My experience is that people don’t retire because if they did they would go hungry or end up on the street. People have medical bills over and above what Medicare pays. SS benefits for lower end earners are minimal. But, in some states the eligibility standards for Medicaid are amazingly low–$3000 or more income will make you ineligible. The lowest SS basic insurance amount is $400.00. So, do the math. No matter how poor SS beneficiaries are, someone else is poorer.
Meanwhile, Congress and the President are considering a chained CPI to cut SS benefits about .03% a year, eventually reducing benefits as much as 10% at age 85. National debt, you know.

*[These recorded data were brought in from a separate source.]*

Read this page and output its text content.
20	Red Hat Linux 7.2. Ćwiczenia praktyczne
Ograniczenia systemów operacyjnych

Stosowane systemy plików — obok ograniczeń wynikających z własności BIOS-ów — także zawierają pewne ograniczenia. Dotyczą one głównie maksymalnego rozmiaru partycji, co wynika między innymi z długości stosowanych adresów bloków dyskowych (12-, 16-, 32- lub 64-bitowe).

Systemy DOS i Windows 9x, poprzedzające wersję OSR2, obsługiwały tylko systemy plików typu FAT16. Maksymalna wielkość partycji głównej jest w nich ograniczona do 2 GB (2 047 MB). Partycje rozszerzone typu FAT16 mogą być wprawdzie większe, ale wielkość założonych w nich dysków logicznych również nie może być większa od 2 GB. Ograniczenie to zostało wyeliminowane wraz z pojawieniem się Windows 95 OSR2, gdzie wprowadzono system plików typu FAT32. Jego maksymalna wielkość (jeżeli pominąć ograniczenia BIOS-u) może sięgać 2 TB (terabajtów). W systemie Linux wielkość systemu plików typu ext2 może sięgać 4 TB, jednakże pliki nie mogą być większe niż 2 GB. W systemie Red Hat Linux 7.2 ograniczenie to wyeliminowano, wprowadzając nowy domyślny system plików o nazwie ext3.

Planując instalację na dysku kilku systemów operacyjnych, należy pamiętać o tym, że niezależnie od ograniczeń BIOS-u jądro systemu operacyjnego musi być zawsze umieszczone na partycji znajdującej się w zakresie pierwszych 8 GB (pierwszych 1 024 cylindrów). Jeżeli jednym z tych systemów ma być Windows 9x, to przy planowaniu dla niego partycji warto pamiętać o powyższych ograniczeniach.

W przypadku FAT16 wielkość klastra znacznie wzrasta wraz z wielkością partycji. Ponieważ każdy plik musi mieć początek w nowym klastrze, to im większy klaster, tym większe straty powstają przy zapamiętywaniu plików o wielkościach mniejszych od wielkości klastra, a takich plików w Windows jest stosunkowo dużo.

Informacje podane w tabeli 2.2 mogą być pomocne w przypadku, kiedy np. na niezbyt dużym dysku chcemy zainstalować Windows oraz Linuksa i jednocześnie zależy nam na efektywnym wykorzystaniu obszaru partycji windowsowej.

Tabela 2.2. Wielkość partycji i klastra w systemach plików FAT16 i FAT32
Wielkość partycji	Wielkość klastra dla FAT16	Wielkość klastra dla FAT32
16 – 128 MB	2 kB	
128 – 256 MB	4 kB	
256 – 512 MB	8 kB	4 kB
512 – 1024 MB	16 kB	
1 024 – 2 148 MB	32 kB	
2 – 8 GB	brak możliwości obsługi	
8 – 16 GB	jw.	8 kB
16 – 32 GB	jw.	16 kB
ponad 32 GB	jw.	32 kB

NancyO
I wouldn’t count on being able to work until you are seventy.
even if you are going to live longer, eyes, back, knees, brain, and ability to put up with insanity give out on you.
moreover employers are working on ways to get rid of older workers.
people will remember why Social Security had to be invented just after they let the bad guys destroy it.
Alicia is right that “retirement is a luxury.” It is a luxury our grandparents hoped to be able to afford before old age made work hell. But now that Social Security has at last made it possible for ordinary workers to afford that luxury, we have allowed ourselves to be stampeded by the Big Lie.
and apparently are not willing to pay an extra eighty cents per week each year to secure our own right to retire… “because we paid for it ourselves.”
Nancy
is being sarcastic. she knows that Social Security doesn’t have a damn thing to do with the national debt.
the workers pay for it themselves.
so you have to ask who is so hell bent on cutting it, and why?